Unified Policy Value Decomposition for Rapid Adaptation

Rapid adaptation in complex control systems remains a central challenge in reinforcement learning. We introduce a framework in which policy and value functions share a low-dimensional coefficient vector - a goal embedding - that captures task identity and enables immediate adaptation to novel tasks without retraining representations. During pretraining, we jointly learn structured value bases and compatible policy bases through a bilinear actor-critic decomposition. The critic factorizes as Q = sum_k G_k(g) y_k(s,a), where G_k(g) is a goal-conditioned coefficient vector and y_k(s,a) are learned value basis functions. This multiplicative gating - where a context signal scales a set of state-dependent bases - is reminiscent of gain modulation observed in Layer 5 pyramidal neurons, where top-down inputs modulate the gain of sensory-driven responses without altering their tuning. Building on Successor Features, we extend the decomposition to the actor, which composes a set of primitive policies weighted by the same coefficients G_k(g). At test time the bases are frozen and G_k(g) is estimated zero-shot via a single forward pass, enabling immediate adaptation to novel tasks without any gradient update. We train a Soft Actor-Critic agent on the MuJoCo Ant environment under a multi-directional locomotion objective, requiring the agent to walk in eight directions specified as continuous goal vectors. The bilinear structure allows each policy head to specialize to a subset of directions, while the shared coefficient layer generalizes across them, accommodating novel directions by interpolating in goal embedding space. Our results suggest that shared low-dimensional goal embeddings offer a general mechanism for rapid, structured adaptation in high-dimensional control, and highlight a potentially biologically plausible principle for efficient transfer in complex reinforcement learning systems.
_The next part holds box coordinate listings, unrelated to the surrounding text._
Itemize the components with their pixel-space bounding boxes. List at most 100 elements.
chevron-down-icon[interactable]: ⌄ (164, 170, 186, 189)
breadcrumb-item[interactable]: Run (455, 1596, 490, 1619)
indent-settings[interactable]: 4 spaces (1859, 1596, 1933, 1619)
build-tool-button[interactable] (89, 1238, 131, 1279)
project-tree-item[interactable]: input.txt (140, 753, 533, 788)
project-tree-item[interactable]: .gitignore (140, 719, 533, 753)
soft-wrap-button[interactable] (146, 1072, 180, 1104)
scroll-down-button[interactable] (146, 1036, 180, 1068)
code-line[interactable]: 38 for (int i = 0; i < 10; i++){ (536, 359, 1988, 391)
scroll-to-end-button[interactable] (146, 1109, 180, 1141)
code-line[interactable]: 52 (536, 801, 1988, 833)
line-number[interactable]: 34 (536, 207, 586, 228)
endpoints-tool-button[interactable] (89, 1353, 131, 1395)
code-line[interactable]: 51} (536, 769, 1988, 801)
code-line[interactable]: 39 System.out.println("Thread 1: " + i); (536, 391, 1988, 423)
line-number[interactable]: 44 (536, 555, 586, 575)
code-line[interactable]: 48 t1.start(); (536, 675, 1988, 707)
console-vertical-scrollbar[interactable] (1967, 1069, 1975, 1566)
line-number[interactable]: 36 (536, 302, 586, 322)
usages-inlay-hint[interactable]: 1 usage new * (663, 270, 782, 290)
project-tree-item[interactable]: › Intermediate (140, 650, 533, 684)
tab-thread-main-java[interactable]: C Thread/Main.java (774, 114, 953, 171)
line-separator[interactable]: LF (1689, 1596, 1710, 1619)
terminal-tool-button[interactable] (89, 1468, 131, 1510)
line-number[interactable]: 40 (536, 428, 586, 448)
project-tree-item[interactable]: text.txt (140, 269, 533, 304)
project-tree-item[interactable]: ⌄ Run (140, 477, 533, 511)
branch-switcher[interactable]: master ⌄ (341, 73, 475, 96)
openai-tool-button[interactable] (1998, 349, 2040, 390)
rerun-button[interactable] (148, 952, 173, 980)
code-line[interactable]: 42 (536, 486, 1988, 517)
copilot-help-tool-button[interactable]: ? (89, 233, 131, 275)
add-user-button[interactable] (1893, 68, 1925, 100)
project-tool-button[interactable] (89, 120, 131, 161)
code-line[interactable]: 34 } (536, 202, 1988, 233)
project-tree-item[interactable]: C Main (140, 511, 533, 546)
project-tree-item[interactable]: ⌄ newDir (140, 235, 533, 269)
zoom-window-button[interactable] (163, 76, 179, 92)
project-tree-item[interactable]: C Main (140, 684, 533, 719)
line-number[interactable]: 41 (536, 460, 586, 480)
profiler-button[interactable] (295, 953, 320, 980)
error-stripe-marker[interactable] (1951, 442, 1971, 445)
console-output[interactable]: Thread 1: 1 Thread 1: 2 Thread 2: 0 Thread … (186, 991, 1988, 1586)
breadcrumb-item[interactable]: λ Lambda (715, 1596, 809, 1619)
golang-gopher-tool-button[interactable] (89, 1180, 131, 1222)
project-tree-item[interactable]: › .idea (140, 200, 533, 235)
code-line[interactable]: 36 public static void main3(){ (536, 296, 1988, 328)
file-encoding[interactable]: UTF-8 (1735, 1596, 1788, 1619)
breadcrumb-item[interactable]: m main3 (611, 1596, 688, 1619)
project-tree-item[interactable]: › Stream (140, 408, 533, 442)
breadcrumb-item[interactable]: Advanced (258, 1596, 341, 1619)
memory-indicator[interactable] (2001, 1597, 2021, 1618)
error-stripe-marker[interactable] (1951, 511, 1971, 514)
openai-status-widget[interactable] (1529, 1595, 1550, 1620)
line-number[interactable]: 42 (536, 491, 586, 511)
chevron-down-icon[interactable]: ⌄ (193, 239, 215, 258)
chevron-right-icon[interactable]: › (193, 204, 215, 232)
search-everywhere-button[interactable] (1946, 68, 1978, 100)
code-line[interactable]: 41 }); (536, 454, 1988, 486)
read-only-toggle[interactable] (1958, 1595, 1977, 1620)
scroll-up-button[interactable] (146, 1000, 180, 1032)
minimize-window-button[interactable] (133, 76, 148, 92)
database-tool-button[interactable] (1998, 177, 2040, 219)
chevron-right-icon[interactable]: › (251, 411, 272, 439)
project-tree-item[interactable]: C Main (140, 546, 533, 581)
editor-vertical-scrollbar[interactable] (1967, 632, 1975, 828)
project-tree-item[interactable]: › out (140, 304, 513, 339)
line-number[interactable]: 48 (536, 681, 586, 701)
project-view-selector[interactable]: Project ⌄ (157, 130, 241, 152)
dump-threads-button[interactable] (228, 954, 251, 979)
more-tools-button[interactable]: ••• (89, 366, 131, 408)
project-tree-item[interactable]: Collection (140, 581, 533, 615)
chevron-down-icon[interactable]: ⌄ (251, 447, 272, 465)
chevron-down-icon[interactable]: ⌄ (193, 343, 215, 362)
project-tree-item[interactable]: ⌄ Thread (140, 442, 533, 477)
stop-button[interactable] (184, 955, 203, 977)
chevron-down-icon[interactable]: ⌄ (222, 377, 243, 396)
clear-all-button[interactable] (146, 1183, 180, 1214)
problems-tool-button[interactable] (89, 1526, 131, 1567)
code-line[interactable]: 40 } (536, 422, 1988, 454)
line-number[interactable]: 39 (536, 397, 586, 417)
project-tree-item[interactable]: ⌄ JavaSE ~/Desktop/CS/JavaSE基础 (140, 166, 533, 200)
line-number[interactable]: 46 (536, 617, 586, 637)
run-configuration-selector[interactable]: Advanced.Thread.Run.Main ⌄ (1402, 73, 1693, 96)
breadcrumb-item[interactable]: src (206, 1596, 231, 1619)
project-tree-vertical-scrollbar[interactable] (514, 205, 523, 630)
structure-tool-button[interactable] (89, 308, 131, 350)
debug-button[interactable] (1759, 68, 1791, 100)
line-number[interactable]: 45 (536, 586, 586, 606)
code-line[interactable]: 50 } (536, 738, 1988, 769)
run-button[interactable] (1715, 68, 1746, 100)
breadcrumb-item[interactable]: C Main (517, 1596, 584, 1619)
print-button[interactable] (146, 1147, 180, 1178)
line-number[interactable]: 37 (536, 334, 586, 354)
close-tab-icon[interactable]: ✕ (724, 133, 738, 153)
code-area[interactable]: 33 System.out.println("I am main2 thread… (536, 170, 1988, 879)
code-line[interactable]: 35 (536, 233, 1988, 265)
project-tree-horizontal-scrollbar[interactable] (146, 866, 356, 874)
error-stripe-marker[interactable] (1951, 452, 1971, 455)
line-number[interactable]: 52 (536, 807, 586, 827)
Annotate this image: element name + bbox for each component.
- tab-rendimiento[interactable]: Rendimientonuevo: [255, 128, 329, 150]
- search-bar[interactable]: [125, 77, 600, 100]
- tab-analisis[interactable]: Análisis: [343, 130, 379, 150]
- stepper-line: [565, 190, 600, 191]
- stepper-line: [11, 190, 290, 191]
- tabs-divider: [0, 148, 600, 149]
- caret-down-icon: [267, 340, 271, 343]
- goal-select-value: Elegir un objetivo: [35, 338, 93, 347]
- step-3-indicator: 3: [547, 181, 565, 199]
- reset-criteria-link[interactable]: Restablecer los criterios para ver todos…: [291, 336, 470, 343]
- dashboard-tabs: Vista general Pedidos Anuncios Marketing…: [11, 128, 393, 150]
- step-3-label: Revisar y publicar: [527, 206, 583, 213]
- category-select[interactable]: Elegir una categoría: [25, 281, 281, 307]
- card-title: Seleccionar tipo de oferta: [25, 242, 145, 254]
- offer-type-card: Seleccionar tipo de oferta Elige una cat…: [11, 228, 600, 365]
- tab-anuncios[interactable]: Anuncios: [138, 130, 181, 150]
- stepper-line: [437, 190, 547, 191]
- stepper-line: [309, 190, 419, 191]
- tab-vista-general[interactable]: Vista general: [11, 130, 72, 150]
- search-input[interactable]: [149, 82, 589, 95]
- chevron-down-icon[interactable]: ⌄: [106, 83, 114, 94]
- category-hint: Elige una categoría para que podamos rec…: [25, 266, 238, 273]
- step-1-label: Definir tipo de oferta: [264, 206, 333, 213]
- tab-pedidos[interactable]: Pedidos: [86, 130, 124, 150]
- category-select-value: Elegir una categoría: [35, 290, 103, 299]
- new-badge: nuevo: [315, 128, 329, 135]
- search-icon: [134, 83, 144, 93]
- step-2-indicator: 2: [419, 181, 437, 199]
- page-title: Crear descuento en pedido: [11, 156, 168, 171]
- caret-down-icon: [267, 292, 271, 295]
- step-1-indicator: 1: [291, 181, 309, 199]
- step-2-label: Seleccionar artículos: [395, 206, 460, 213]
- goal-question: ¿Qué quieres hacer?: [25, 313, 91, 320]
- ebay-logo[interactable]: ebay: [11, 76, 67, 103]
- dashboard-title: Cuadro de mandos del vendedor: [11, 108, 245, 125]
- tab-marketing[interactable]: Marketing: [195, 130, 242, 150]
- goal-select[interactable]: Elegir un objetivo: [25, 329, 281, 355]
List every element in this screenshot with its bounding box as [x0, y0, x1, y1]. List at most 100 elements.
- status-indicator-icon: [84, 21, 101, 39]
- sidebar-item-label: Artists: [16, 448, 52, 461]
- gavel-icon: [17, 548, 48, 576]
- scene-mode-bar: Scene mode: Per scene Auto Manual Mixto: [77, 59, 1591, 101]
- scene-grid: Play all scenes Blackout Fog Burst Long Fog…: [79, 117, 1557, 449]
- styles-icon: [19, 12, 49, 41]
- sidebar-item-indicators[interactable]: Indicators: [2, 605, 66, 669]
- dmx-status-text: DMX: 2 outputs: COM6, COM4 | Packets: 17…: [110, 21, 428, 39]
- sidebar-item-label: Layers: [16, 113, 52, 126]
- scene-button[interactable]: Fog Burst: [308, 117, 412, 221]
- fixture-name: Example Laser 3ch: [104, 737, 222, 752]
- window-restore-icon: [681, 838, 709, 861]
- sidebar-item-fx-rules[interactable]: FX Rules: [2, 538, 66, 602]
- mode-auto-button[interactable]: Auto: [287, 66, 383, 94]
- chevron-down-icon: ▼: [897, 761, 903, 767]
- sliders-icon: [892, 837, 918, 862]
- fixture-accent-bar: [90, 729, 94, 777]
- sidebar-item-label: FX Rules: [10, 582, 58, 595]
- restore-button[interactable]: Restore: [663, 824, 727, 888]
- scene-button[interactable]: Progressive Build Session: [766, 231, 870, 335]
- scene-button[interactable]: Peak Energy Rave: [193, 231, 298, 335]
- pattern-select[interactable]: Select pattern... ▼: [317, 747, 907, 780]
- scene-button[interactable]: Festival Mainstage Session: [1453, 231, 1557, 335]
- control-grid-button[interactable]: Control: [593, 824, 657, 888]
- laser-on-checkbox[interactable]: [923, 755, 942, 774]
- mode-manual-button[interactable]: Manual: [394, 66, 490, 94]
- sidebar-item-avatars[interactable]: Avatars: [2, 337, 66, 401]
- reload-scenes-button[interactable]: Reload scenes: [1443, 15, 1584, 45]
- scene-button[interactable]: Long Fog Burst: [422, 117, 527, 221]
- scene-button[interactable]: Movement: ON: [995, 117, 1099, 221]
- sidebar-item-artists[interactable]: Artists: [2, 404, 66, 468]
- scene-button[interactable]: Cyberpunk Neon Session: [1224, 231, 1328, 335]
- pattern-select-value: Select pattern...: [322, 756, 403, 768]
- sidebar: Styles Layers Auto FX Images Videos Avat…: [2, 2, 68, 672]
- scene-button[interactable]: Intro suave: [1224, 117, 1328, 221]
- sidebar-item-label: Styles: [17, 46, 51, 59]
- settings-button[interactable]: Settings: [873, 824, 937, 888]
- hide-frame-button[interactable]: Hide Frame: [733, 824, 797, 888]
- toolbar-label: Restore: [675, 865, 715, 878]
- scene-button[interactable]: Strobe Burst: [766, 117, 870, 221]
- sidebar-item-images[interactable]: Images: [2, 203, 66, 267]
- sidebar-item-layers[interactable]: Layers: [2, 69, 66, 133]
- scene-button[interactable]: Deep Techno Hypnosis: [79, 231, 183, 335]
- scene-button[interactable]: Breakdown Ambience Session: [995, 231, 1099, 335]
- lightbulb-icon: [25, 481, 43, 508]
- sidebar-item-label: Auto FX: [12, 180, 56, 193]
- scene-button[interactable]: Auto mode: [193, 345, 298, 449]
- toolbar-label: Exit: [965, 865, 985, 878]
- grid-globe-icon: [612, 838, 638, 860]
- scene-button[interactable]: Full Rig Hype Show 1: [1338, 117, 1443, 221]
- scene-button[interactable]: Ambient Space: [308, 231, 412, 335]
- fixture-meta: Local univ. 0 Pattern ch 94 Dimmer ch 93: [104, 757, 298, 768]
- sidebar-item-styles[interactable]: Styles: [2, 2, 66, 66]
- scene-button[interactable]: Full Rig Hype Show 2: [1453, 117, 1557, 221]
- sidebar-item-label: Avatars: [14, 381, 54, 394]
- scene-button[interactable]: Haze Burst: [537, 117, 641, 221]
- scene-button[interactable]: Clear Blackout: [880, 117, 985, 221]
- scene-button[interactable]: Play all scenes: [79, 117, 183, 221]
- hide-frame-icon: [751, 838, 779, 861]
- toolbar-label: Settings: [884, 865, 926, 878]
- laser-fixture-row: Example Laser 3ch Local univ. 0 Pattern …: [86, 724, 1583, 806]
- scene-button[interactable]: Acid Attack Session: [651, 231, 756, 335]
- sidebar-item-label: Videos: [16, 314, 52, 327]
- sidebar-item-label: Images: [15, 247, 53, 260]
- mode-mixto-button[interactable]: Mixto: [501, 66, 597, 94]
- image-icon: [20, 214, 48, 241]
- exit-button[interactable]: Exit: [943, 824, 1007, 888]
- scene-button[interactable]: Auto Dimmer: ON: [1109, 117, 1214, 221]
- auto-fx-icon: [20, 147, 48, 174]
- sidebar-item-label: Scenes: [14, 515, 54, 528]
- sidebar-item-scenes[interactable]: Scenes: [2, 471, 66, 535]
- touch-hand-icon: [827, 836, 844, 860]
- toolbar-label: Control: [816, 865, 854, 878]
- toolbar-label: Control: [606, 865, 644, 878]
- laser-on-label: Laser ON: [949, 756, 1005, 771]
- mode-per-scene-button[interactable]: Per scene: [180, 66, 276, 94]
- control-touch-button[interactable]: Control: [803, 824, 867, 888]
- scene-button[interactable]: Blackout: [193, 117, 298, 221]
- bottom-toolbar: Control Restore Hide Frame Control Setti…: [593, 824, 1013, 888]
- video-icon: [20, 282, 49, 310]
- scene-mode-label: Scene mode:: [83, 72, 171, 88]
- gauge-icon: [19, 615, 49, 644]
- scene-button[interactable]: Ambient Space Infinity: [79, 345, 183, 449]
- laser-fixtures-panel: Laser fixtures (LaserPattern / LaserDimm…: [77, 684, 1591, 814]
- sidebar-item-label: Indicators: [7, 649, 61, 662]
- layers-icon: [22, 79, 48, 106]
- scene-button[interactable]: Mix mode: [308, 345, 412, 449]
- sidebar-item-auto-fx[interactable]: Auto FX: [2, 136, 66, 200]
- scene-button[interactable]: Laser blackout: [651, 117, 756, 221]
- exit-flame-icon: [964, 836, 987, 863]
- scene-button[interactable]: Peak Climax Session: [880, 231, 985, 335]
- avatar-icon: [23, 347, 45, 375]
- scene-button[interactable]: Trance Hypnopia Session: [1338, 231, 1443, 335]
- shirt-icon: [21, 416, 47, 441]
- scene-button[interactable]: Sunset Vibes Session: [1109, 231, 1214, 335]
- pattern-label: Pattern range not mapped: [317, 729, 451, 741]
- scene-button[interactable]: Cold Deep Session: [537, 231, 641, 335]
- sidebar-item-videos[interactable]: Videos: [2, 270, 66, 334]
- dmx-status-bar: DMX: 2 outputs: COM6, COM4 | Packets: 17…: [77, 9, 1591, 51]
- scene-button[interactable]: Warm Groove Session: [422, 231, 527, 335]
翻译：在复杂控制系统中，快速适应仍是强化学习面临的核心挑战。我们提出一种框架，其中策略函数与价值函数共享低维系数向量——即目标嵌入（goal embedding），该嵌入捕获任务特征，无需重新训练表示即可即时适应新任务。在预训练阶段，我们通过双线性演员-评论家分解联合学习结构化价值基函数与兼容策略基函数。评论家分解为Q = sum_k G_k(g) y_k(s,a)，其中G_k(g)是目标条件系数向量，y_k(s,a)是学习到的价值基函数。这种乘法门控机制——上下文信号通过缩放一组状态依赖基函数——类似于第五层锥体神经元中观察到的增益调制现象，其中自上而下的输入调整感觉驱动响应的增益而不改变其调谐特性。基于后继特征（Successor Features），我们将该分解扩展至演员，使其通过相同系数G_k(g)加权组合一组基础策略。测试阶段基函数被冻结，G_k(g)通过单次前向传播实现零样本估计，无需任何梯度更新即可即时适应新任务。我们在MuJoCo Ant环境中训练软演员-评论家（Soft Actor-Critic）智能体执行多方向移动任务，要求智能体按照连续目标向量指定的八个方向行走。双线性结构使每个策略头专精于部分方向，而共享系数层实现跨方向泛化，通过目标嵌入空间插值适应新方向。实验结果表明，共享低维目标嵌入为高维控制系统的快速结构化适应提供通用机制，并揭示了复杂强化学习系统中生物合理性高效迁移的潜在原理。